The stack trace points to this bit of code:

func (p *visibilityPersistenceClient) updateErrorMetric(scope metrics.Scope, err error) {
	switch err.(type) {
	case *persistence.ConditionFailedError:
		scope.IncCounter(metrics.VisibilityPersistenceConditionFailed)
	case *persistence.TimeoutError:
		scope.IncCounter(metrics.VisibilityPersistenceTimeout)
		scope.IncCounter(metrics.VisibilityPersistenceFailures)
	case *serviceerror.NotFound:
		scope.IncCounter(metrics.VisibilityPersistenceNotFound)
	case *serviceerror.ResourceExhausted:
		scope.IncCounter(metrics.VisibilityPersistenceResourceExhausted)
		scope.IncCounter(metrics.VisibilityPersistenceFailures)
	default:
		p.logger.Error("Operation failed with an error.", tag.Error(err))
		scope.IncCounter(metrics.VisibilityPersistenceFailures)
	}
}

So there appears to be an unhandled error, but that error is not being logged.
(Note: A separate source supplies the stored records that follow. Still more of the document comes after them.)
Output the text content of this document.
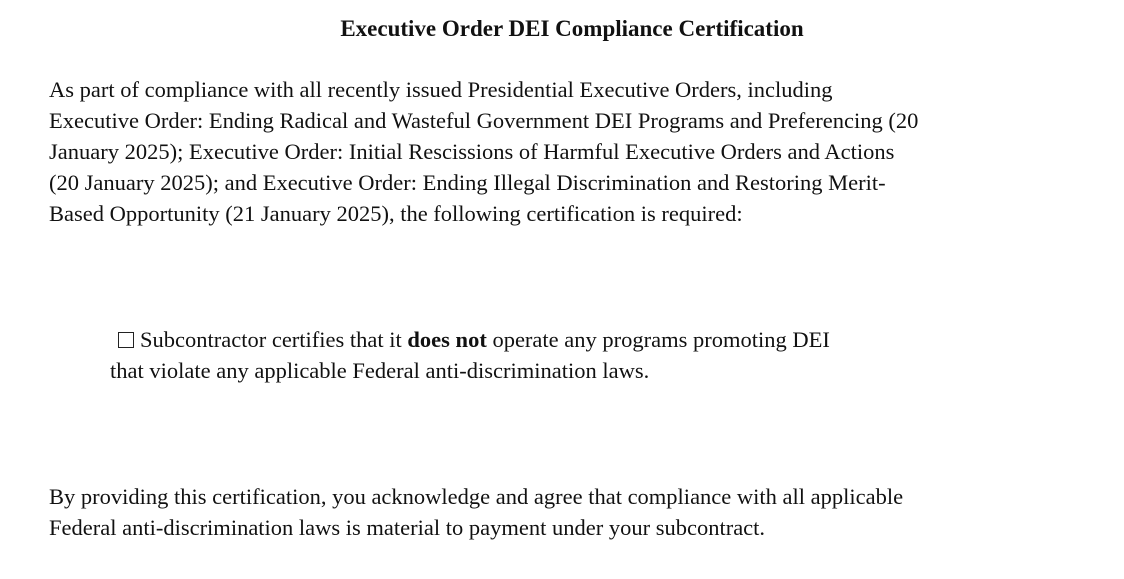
Executive Order DEI Compliance Certification

As part of compliance with all recently issued Presidential Executive Orders, including
Executive Order: Ending Radical and Wasteful Government DEI Programs and Preferencing (20
January 2025); Executive Order: Initial Rescissions of Harmful Executive Orders and Actions
(20 January 2025); and Executive Order: Ending Illegal Discrimination and Restoring Merit-
Based Opportunity (21 January 2025), the following certification is required:

Subcontractor certifies that it does not operate any programs promoting DEI
that violate any applicable Federal anti-discrimination laws.

By providing this certification, you acknowledge and agree that compliance with all applicable
Federal anti-discrimination laws is material to payment under your subcontract.
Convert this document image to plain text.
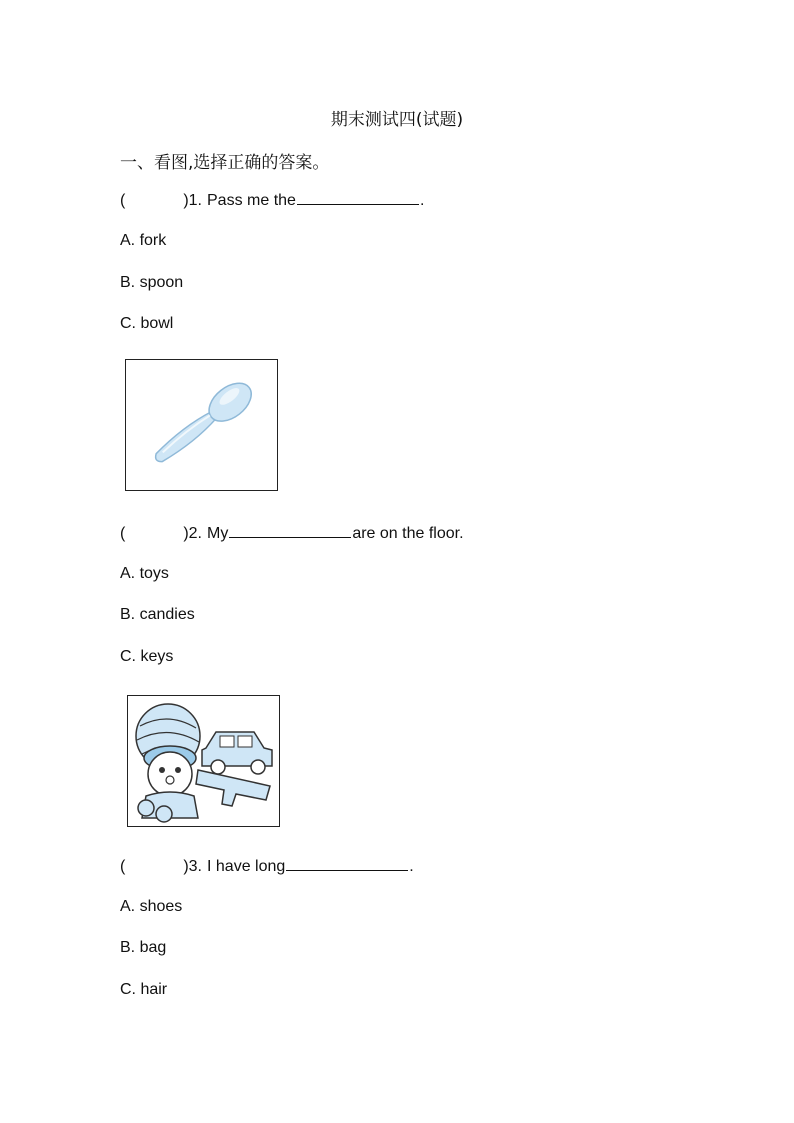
期末测试四(试题)
一、看图,选择正确的答案。
(	)1. Pass me the	.
A. fork
B. spoon
C. bowl
(	)2. My	are on the floor.
A. toys
B. candies
C. keys
(	)3. I have long	.
A. shoes
B. bag
C. hair
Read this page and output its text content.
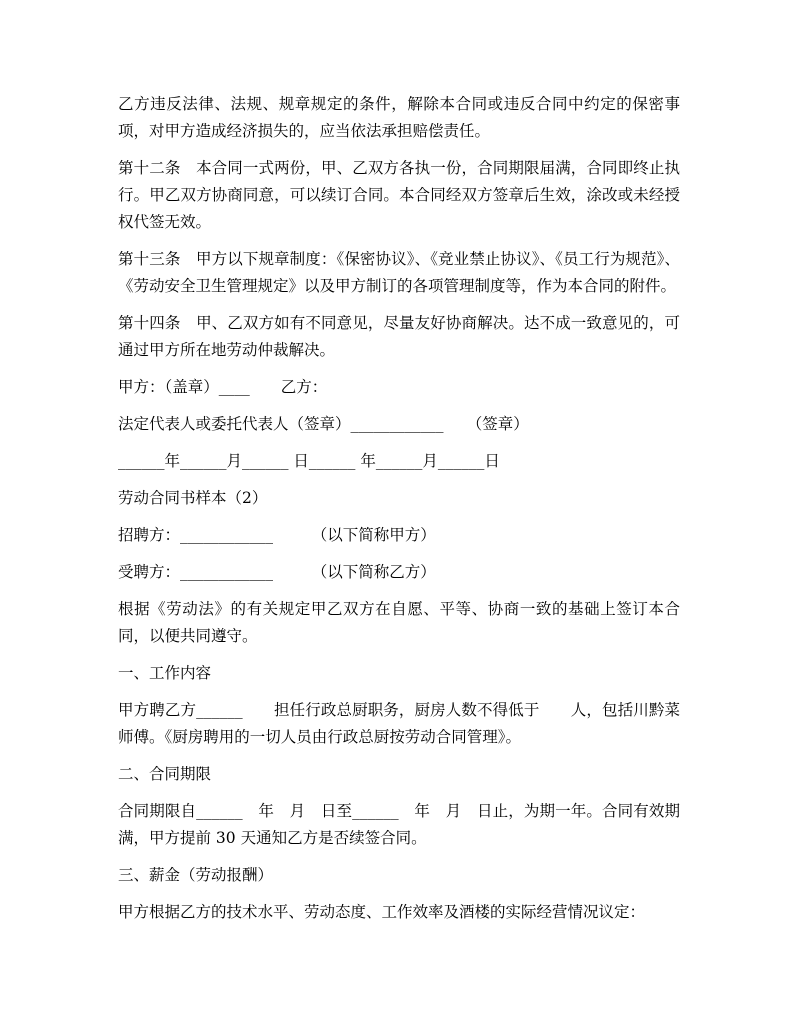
乙方违反法律、法规、规章规定的条件，解除本合同或违反合同中约定的保密事项，对甲方造成经济损失的，应当依法承担赔偿责任。

第十二条　本合同一式两份，甲、乙双方各执一份，合同期限届满，合同即终止执行。甲乙双方协商同意，可以续订合同。本合同经双方签章后生效，涂改或未经授权代签无效。

第十三条　甲方以下规章制度：《保密协议》、《竞业禁止协议》、《员工行为规范》、《劳动安全卫生管理规定》以及甲方制订的各项管理制度等，作为本合同的附件。

第十四条　甲、乙双方如有不同意见，尽量友好协商解决。达不成一致意见的，可通过甲方所在地劳动仲裁解决。

甲方：（盖章）____　　乙方：

法定代表人或委托代表人（签章）____________　　（签章）

______年______月______ 日______ 年______月______日

劳动合同书样本（2）

招聘方：____________　　　（以下简称甲方）

受聘方：____________　　　（以下简称乙方）

根据《劳动法》的有关规定甲乙双方在自愿、平等、协商一致的基础上签订本合同，以便共同遵守。

一、工作内容

甲方聘乙方______　　担任行政总厨职务，厨房人数不得低于　　人，包括川黔菜师傅。《厨房聘用的一切人员由行政总厨按劳动合同管理》。

二、合同期限

合同期限自______　年　月　日至______　年　月　日止，为期一年。合同有效期满，甲方提前 30 天通知乙方是否续签合同。

三、薪金（劳动报酬）

甲方根据乙方的技术水平、劳动态度、工作效率及酒楼的实际经营情况议定：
The DB (RDS MySQL) health metrics look fine. I confirmed that the history service has connectivity to the database (exec’ed onto the container, installed a mysql client and connected to the DB). Any advice on what I should do next for troubleshooting?

This is a phantom error. I mean, there is no error and err is actually nil (this is why there is no error message in the log) but check for nil was accidentally removed and nil falls into default case.

There are two way to mitigate this:

  1. Upgrade to 1.13.x (whatever is the latest). Visibility was refactored there and the check is back.
  2. Use advanced visibility with Elasticsearch because there is another metrics wrapper for advanced visibility and it also has that nil check.